In order to determine which project area we would analyze, we looked at the number of Ookla observations for some of the most populous project areas funded in 2017, and used the region with the most consistently high counts of Ookla tests in order to ensure we had a sample size large enough to proceed. The reason we chose 2017 as the year of funding was to increase the probability that the project was in the process of being implemented between the years over which Ookla data was collected.
Download Speeds Over Time Upload Speeds Over Time Latency Periods Over Time


Variable Selection and Methods

Three linear models were created; one for each of download speeds, upload speeds, and latency periods. For each, we looked at the log of the value in order to correct for right-skewed data. In addition to time, the proportion of the Ookla tile in the project area, and the interaction between the two, we also included various tract level demographic data which had the potential to influence internet speeds in the area, such as median income.
All tract level data was pulled from the American Community Survey for the year 2015 to ensure the data were collected before the infrastructure grant had the opportunity to affect such demographics.
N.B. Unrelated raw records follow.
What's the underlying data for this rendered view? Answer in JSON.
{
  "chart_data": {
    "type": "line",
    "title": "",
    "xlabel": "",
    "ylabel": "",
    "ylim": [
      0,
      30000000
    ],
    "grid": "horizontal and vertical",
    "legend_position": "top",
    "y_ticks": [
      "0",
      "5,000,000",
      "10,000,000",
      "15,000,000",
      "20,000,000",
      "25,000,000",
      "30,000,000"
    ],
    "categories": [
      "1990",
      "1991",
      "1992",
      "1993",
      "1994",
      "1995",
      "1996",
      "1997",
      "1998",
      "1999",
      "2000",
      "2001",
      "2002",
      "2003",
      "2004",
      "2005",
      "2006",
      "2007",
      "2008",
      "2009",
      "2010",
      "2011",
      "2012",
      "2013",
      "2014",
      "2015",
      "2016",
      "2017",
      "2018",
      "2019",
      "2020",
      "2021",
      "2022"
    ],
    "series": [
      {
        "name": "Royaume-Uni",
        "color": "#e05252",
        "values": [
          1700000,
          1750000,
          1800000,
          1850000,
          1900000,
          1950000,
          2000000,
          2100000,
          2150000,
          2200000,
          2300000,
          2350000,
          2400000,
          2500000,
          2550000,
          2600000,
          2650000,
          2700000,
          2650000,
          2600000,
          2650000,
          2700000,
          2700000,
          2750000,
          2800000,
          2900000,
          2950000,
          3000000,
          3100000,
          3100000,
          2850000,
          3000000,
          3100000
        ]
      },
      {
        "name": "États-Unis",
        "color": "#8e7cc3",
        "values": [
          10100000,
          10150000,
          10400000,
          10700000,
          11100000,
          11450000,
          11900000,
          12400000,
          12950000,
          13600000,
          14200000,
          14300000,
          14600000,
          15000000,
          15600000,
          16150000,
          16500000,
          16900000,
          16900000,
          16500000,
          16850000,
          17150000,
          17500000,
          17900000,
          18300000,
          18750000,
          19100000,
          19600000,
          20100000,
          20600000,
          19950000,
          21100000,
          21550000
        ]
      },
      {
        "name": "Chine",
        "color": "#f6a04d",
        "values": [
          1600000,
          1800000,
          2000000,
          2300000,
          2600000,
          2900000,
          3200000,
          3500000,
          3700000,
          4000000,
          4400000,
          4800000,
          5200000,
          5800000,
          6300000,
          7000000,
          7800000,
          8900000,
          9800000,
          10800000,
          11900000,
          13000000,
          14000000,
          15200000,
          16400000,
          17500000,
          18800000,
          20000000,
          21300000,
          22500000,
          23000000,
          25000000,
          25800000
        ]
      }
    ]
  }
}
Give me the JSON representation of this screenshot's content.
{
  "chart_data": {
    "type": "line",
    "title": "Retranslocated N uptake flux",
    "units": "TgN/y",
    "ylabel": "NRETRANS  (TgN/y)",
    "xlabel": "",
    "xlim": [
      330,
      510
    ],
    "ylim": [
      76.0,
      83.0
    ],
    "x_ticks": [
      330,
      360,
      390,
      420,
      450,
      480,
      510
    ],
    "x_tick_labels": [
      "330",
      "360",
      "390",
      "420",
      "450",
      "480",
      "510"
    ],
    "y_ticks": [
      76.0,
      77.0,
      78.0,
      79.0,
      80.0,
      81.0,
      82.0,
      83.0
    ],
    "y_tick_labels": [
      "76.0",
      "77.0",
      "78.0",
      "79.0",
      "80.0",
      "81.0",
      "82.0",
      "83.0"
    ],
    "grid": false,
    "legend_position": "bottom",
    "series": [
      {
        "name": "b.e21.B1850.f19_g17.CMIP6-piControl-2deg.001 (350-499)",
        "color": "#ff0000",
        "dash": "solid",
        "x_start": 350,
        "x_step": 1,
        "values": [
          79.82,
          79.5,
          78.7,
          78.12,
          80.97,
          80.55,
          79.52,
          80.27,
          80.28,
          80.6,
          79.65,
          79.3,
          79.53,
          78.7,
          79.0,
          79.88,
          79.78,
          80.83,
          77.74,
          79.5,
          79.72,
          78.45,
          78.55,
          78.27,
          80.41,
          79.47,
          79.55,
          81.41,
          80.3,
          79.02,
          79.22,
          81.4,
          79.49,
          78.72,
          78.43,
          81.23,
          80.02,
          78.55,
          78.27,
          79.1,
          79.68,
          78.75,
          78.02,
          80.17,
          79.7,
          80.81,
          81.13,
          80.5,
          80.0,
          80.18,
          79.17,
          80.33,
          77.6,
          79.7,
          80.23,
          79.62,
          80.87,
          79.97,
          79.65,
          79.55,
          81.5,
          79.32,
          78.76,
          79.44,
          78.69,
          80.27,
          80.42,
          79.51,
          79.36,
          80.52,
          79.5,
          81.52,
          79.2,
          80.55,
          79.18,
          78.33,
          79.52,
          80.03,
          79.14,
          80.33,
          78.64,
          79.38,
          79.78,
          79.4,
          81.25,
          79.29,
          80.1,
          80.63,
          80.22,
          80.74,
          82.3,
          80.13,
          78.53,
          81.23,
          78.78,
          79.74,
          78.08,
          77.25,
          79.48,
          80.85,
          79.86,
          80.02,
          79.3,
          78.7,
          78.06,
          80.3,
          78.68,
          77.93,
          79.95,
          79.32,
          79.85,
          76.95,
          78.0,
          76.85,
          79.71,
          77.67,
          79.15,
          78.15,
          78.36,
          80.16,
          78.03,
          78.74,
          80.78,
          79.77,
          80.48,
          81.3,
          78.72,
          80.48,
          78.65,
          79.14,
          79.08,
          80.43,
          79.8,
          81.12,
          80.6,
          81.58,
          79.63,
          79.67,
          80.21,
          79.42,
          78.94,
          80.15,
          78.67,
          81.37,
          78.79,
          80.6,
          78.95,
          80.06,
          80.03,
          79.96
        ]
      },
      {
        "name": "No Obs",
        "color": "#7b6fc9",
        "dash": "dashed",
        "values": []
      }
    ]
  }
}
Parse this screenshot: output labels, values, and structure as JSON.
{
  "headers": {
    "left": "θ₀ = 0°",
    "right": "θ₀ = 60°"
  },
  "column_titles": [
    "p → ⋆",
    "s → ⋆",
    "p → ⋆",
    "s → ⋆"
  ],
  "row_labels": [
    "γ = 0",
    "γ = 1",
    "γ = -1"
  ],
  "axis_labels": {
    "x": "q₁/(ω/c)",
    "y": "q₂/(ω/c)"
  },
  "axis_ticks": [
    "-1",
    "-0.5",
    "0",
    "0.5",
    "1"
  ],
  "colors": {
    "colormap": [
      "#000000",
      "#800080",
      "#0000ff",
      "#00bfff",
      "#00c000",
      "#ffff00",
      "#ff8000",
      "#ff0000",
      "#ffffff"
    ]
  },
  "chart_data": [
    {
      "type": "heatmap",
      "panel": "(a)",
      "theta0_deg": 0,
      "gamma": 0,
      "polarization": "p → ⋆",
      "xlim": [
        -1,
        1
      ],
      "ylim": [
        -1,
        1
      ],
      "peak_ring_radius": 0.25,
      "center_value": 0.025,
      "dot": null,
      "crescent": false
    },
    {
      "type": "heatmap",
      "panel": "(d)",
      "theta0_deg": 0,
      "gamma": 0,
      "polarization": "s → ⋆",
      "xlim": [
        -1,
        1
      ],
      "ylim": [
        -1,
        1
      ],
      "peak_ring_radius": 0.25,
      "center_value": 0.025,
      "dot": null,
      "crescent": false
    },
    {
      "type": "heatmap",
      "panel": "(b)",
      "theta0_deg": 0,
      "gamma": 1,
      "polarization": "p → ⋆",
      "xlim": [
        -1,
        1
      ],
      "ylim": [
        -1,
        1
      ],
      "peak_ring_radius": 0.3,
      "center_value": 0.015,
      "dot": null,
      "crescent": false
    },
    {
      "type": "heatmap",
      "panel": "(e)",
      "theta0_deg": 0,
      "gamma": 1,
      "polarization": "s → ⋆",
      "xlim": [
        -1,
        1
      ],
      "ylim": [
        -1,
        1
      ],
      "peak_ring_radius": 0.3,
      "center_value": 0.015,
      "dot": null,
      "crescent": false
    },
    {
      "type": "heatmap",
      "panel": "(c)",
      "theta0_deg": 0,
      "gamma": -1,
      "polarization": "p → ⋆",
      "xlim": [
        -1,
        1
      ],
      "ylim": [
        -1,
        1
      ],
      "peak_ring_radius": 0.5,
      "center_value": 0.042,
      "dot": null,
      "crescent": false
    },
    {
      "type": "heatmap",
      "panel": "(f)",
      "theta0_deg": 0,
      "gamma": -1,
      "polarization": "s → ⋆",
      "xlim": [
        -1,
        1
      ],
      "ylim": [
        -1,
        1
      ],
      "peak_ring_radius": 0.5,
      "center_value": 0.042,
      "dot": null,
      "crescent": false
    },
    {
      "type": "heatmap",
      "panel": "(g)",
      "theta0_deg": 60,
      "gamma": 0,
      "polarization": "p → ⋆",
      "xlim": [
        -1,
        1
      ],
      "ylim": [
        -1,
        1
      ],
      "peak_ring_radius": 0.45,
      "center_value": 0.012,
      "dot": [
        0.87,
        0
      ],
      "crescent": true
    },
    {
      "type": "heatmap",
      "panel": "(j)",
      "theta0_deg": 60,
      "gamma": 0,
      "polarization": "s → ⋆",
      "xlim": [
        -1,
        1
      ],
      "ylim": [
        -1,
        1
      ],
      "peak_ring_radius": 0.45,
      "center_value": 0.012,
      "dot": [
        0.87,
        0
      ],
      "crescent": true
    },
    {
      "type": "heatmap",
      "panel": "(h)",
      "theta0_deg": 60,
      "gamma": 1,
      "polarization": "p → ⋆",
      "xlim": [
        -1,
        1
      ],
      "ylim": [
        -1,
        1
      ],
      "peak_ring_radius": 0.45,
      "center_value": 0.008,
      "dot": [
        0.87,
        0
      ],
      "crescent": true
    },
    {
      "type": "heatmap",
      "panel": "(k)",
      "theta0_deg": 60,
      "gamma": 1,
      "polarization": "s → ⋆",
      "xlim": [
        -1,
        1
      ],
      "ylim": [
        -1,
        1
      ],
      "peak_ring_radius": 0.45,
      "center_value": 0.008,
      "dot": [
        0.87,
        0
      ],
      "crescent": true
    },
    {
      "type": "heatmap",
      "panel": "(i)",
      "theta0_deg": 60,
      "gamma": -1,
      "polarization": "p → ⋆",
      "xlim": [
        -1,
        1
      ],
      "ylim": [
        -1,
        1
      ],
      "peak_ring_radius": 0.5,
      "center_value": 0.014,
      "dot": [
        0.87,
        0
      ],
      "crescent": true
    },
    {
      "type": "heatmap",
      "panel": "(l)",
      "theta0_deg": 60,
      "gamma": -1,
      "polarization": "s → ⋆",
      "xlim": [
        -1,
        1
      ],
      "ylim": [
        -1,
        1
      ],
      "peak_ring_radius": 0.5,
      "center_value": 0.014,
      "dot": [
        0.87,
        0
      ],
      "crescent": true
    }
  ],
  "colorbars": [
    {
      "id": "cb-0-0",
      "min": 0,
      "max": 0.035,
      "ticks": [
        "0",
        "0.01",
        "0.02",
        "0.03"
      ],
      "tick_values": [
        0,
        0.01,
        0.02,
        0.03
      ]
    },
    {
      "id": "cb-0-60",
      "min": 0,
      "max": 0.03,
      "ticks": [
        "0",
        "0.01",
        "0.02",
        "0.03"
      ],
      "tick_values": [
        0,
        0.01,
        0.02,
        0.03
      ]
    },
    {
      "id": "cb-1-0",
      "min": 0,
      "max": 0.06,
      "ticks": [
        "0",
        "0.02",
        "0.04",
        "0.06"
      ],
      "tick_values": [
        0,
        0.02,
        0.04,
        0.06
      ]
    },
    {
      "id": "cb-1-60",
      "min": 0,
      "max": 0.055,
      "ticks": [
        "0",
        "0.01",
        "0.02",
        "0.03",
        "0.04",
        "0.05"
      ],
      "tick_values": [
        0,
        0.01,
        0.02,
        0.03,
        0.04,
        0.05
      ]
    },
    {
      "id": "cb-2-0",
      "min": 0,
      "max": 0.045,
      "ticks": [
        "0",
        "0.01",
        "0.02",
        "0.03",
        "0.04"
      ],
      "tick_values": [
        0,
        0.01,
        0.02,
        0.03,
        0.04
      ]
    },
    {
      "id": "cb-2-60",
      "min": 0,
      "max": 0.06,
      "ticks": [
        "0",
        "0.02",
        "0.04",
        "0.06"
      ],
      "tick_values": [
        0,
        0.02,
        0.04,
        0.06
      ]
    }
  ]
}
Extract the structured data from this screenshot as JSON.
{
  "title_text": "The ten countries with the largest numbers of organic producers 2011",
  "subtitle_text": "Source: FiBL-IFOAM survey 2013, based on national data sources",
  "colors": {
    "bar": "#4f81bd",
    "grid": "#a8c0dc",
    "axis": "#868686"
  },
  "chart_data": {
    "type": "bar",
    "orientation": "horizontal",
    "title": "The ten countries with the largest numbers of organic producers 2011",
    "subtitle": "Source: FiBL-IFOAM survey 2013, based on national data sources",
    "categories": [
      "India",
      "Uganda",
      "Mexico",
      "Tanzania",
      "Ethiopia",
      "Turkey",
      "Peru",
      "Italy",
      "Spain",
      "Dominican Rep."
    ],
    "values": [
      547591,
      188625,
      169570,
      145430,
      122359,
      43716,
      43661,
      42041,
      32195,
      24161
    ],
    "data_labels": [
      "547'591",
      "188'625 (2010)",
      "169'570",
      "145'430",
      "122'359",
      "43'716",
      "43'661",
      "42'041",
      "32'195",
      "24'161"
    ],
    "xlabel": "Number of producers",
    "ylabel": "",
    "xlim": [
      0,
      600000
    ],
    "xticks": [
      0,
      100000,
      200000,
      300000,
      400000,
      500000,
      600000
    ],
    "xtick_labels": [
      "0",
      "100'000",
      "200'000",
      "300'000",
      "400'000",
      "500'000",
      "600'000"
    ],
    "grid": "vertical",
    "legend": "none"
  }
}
After potential variables of interest were identified, a step function utilizing AIC was implemented to bring out only the most significant variables.

Models

We modeled the effects of the program using a linear regression model where the effects of the program were captured by a variable equal to fixed effects for each year multiplied by an indicator for the presence within the project area. After selecting a set of variables we believed could play a role in internet speeds in an area, we ran our model through a step function designed to select only those variables which were most significant.

Model for Download Speeds

We measured the natural log of the average download speed in kilobits per second.
Download Model


Model for Upload Speeds

We measured the natural log of the average upload speed in kilobits per second.
Upload Model


Model For Latency

We measured the natural log of the average latency in milliseconds.
Latency Model

Conclusion

Overall, it seems that our model attributes most of the variation in internet quality to tract level demographic data. For example, the minority population and number of renters in an area were highly indicative of internet quality. This may be due to the fact that both of these variables tend to be higher in urban areas, where it is more profitable for companies to invest in improving internet. In each model, internet speed was also shown to improve over time and to have been of higher quality outside the project area in general. These findings are consistent with the assumptions that internet would improve as technology advances and that this region is likely only receiving a grant due to its initially poor internet quality.

However, for each of the three metrics Ookla employs to measure internet quality, the typical measures of statistical significance recognized the effect of the program as an insignificant factor in determining the overall value of metric. In fact, in the latency model, the step function removed this variable altogether due to its lack of significance. This apparent lack of program effectiveness may be due to the program being incomplete as of the time of data collection.

Next Steps

Nonetheless, we hope to be able to apply this methodology to other project areas with the larger goal of measuring the nationwide impact of these programs. If we were to implement this model again, we would start with a project which received funding at an earlier date. This selection would allow us to be more certain construction on the project was actually proceeding as Ookla data was collected. Additionally, going forward we would hope to implement spatial regression techniques to ensure that we are giving more weight to comparisons between Ookla tiles which are nearby each other.